3
votes

If you have scaled SQL server with one DB for writes and multiple DBs for reads. Wouldn't there be a delay for data to be replicated from the write DB to the to other read databases? In which case isn't the data inconsistent?

So where would a scaled relational DB fall in the CAP theorem?

Update:

In relational DBs consistency means there wont be partial updates. For example if someone transfers money from one account to another and the whole thing is a part of one transaction, it wont happen that you take money out of one account but doesn't show up in another account.

In CAP theorem consistence means all the components see the same data. That consistency is different from consistency in ACID.

From what I know, relational DBs like SQL server are supposed to be CA (consistent and available). This would make sense if there is just one database. Because everyone would see the same data. But what if the SQL server is scaled with multiple databases? In that case would all databases still see the same data? If not, would it be consistent (in CAP theorem)?

My feeling is a scaled relational DB is AP (Available and partition tolerant) and not CA (Consistent and available).

2
"In which case isn't the data inconsistent?" And what is the CAP definition of "inconsistent", and why would such a delay imply such inconsistency?philipxy
@philipxy So there are three main forms of consistency. Strict, casual and eventual. All these consistencies talk about the same version of data being replicated across all nodes. But the consistency in ACID is more related to atomicity I think. Where you cannot have partial data committed. My question is along the lines of distributed systems consistency and not ACID consistency. I believe they are different definitions of consistency. Please correct me if I am wrong.Foo
Please clarify via edits, not comments. PS You have not addressed my last comment: given a definition of CAP consistency or for that matter CAP & given your reasoning. Including: What is "scaled" & what does it have to do with CAP? What is "delay" & what does it have to do with CAP? (The only "delay" CAP addresses is CAP availability.) What exactly do you mean by falling somewhere in CAP? You just use a lot of terms that you don't clarify (let alone use the CAP definitions of) & you don't give your reasoning.philipxy
philip Why so much animosity dude? I am just trying to learn. There is no need for this belittling tone.Foo

2 Answers

3
votes

I've read different definitions of consistency in regards to the CAP theorem.

  1. Some definitions of consistency say that once some data is persisted in a system, all reads will read the most recently written data.
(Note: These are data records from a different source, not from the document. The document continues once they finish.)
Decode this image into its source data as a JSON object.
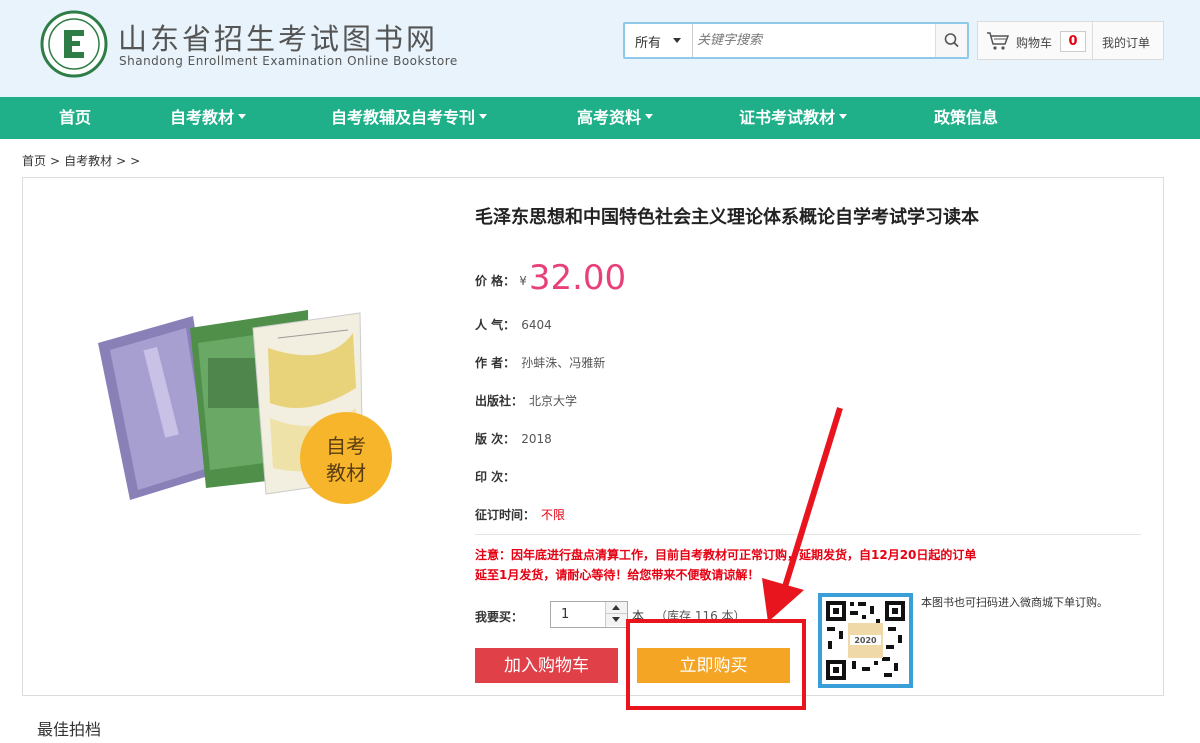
{
  "header": {
    "site_title": "山东省招生考试图书网",
    "site_subtitle": "Shandong Enrollment Examination Online Bookstore",
    "logo_icon": "circular-e-emblem-logo",
    "search": {
      "category": "所有",
      "placeholder": "关键字搜索"
    },
    "cart_label": "购物车",
    "cart_count": "0",
    "my_orders": "我的订单"
  },
  "nav": {
    "items": [
      {
        "label": "首页",
        "has_dropdown": false
      },
      {
        "label": "自考教材",
        "has_dropdown": true
      },
      {
        "label": "自考教辅及自考专刊",
        "has_dropdown": true
      },
      {
        "label": "高考资料",
        "has_dropdown": true
      },
      {
        "label": "证书考试教材",
        "has_dropdown": true
      },
      {
        "label": "政策信息",
        "has_dropdown": false
      }
    ]
  },
  "breadcrumb": {
    "home": "首页",
    "sep": ">",
    "category": "自考教材",
    "sep2": ">",
    "sep3": ">"
  },
  "product": {
    "title": "毛泽东思想和中国特色社会主义理论体系概论自学考试学习读本",
    "cover_badge_line1": "自考",
    "cover_badge_line2": "教材",
    "price_label": "价  格：",
    "price_currency": "¥",
    "price": "32.00",
    "popularity_label": "人  气：",
    "popularity": "6404",
    "author_label": "作  者：",
    "author": "孙蚌洙、冯雅新",
    "publisher_label": "出版社：",
    "publisher": "北京大学",
    "edition_label": "版  次：",
    "edition": "2018",
    "printing_label": "印  次：",
    "printing": "",
    "order_time_label": "征订时间：",
    "order_time": "不限",
    "notice_line1": "注意：因年底进行盘点清算工作，目前自考教材可正常订购，延期发货，自12月20日起的订单",
    "notice_line2": "延至1月发货，请耐心等待！给您带来不便敬请谅解！",
    "quantity_label": "我要买：",
    "quantity": "1",
    "quantity_unit": "本",
    "stock_text": "（库存 116 本）",
    "add_to_cart": "加入购物车",
    "buy_now": "立即购买",
    "qr_caption": "本图书也可扫码进入微商城下单订购。"
  },
  "section": {
    "best_match": "最佳拍档"
  },
  "colors": {
    "nav_bg": "#1fb08a",
    "header_bg": "#e8f3fb",
    "price": "#e8417a",
    "cart_button": "#e04048",
    "buy_button": "#f5a524",
    "annotation": "#e8141e"
  }
}
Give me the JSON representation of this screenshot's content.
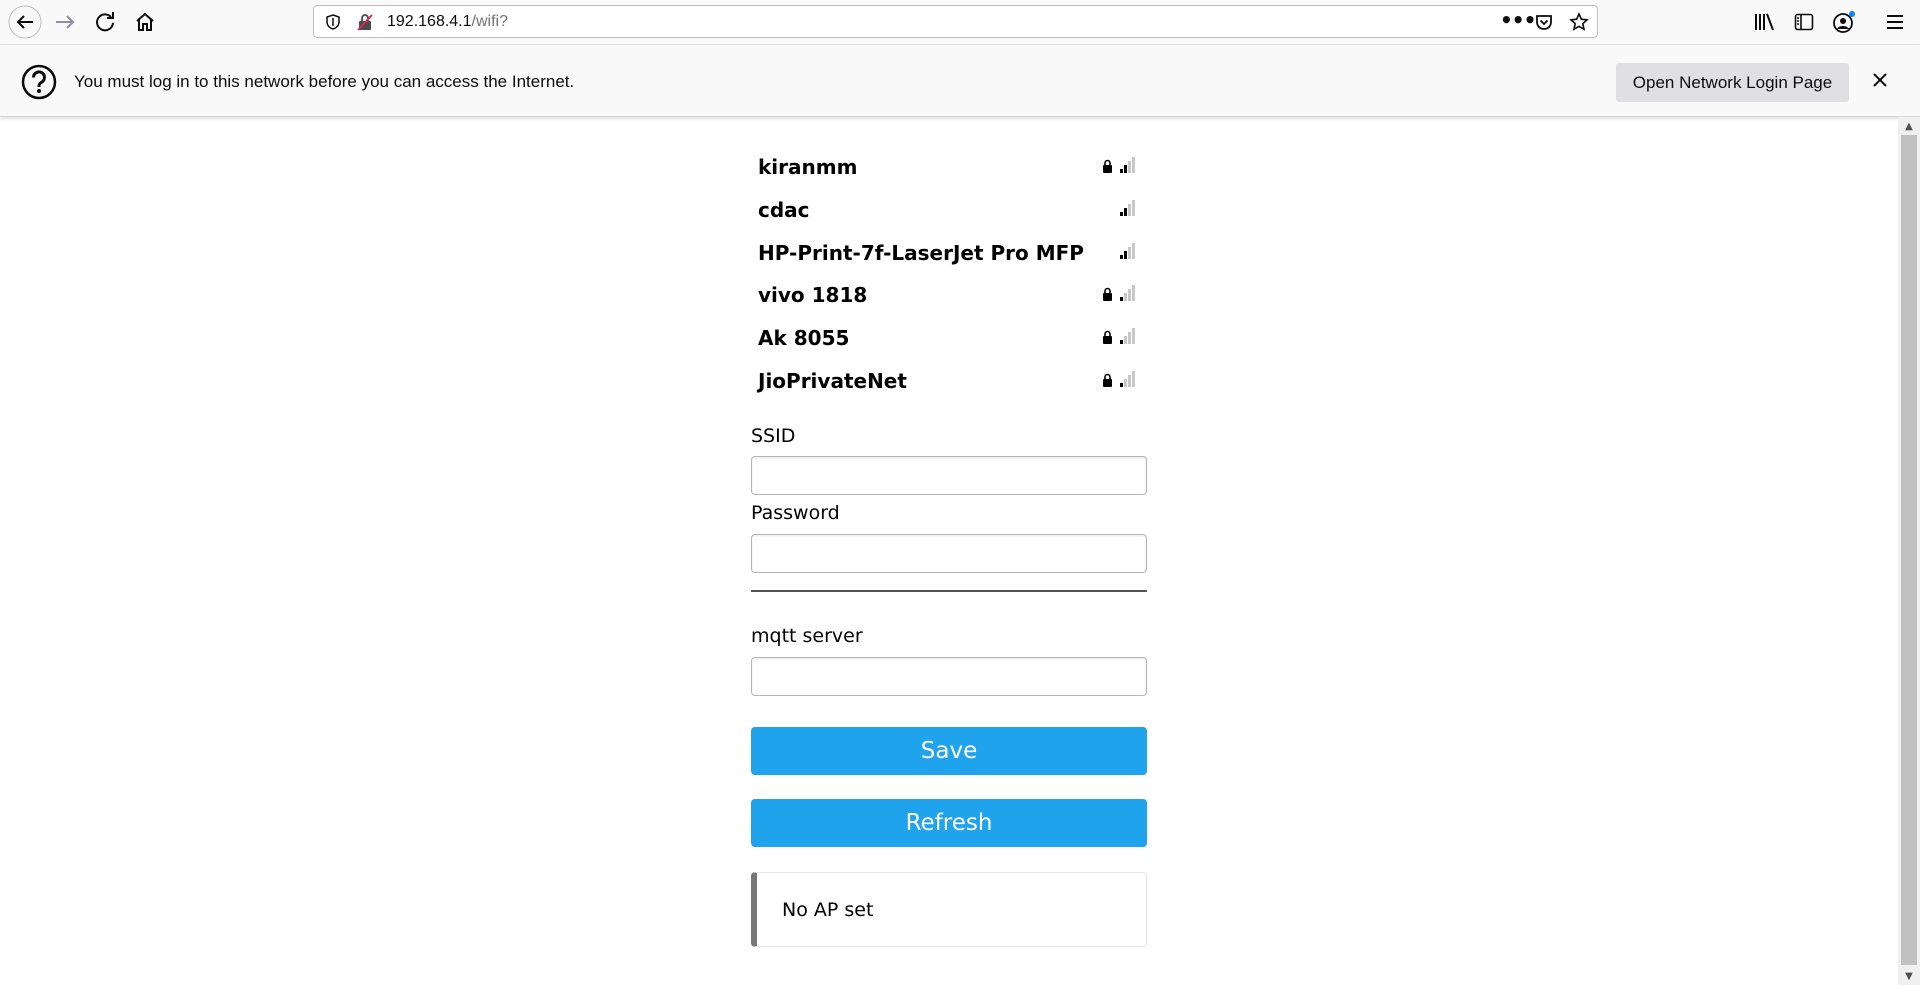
{
  "browser": {
    "url_host": "192.168.4.1",
    "url_path": "/wifi?"
  },
  "notification": {
    "message": "You must log in to this network before you can access the Internet.",
    "button_label": "Open Network Login Page"
  },
  "networks": [
    {
      "name": "kiranmm",
      "locked": true,
      "signal_bars": 2
    },
    {
      "name": "cdac",
      "locked": false,
      "signal_bars": 2
    },
    {
      "name": "HP-Print-7f-LaserJet Pro MFP",
      "locked": false,
      "signal_bars": 2
    },
    {
      "name": "vivo 1818",
      "locked": true,
      "signal_bars": 1
    },
    {
      "name": "Ak 8055",
      "locked": true,
      "signal_bars": 1
    },
    {
      "name": "JioPrivateNet",
      "locked": true,
      "signal_bars": 1
    }
  ],
  "form": {
    "ssid_label": "SSID",
    "ssid_value": "",
    "password_label": "Password",
    "password_value": "",
    "mqtt_label": "mqtt server",
    "mqtt_value": "",
    "save_label": "Save",
    "refresh_label": "Refresh"
  },
  "status": {
    "message": "No AP set"
  },
  "colors": {
    "button": "#1fa3ec",
    "status_border": "#777777"
  }
}
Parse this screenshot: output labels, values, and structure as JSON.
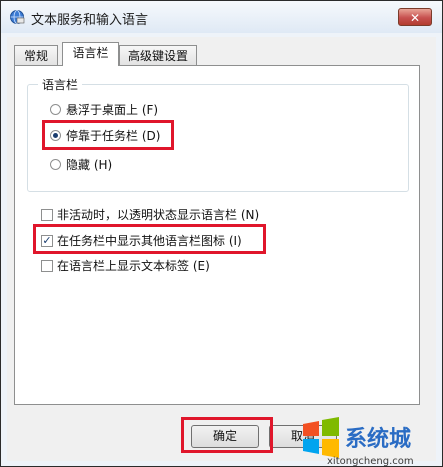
{
  "window": {
    "title": "文本服务和输入语言",
    "close_glyph": "✕",
    "icon": "globe-keyboard-icon"
  },
  "tabs": [
    {
      "label": "常规",
      "active": false
    },
    {
      "label": "语言栏",
      "active": true
    },
    {
      "label": "高级键设置",
      "active": false
    }
  ],
  "language_bar_group": {
    "title": "语言栏",
    "options": [
      {
        "label": "悬浮于桌面上 (F)",
        "checked": false
      },
      {
        "label": "停靠于任务栏 (D)",
        "checked": true
      },
      {
        "label": "隐藏 (H)",
        "checked": false
      }
    ]
  },
  "checkboxes": [
    {
      "label": "非活动时，以透明状态显示语言栏 (N)",
      "checked": false
    },
    {
      "label": "在任务栏中显示其他语言栏图标 (I)",
      "checked": true
    },
    {
      "label": "在语言栏上显示文本标签 (E)",
      "checked": false
    }
  ],
  "buttons": {
    "ok_label": "确定",
    "cancel_label": "取消"
  },
  "watermark": {
    "brand": "系统城",
    "url": "xitongcheng.com"
  },
  "colors": {
    "highlight": "#e0162b",
    "title_bar": "#dfe9f5",
    "close_button": "#c75050"
  }
}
In this definition, a replicated database (you call this "scaled" but I wouldn't use that term) has a risk of returning inconsistent data, if the replication is asynchronous.

    To mitigate this risk, some systems make sure replication is synchronous, or as close to synchronous as they can implement. Galera, for example, sends transaction write sets to its replicas synchronously. If you try to read from the replica, and it detects that there are write sets pending but not yet applied, it can block your read until it has caught up with the pending write sets (this behavior is configurable). So you'll never read data that is out of date.

    The cost of maintaining perfectly consistent reads over distributed systems in this manner is usually more expensive than users want. It will become a performance bottleneck in a system that has a high rate of updates. So for practical reasons, most projects accept that "replication lag" is a necessary compromise.

  2. Other definitions of consistency are closer to atomicity, i.e. transactions will not be persisted in a partially-complete state. So all constraints will be satisfied when you read the data, whether you read the data before or after the transaction is applied. In this definition, it's quite easy to imagine the replica database instance remaining consistent, if it applies updates using the same transaction semantics used on the master. If you read data from the replica, you might read data that hasn't yet had the latest updates applied, but it will never be in an inconsistent state with respect to constraints.

0
votes

There is nothing called a scaled RDBMS. We do have "RDBMS Clusters with shared storage": here can keep on adding nodes to achieve high availability of RDBMS.

In other words: If you meant a "Distributed RDBMS" by mentioning "Scaled RDBMS" - it doesn't exist. You can have RDBMS on only one node. If you add another node, then that will be "another" RDBMS and it would NOT coalesce with the first one giving you a single view(unlike a typical NoSQL Database). Although, you can happily keep on adding storage nodes behind the RDBMS.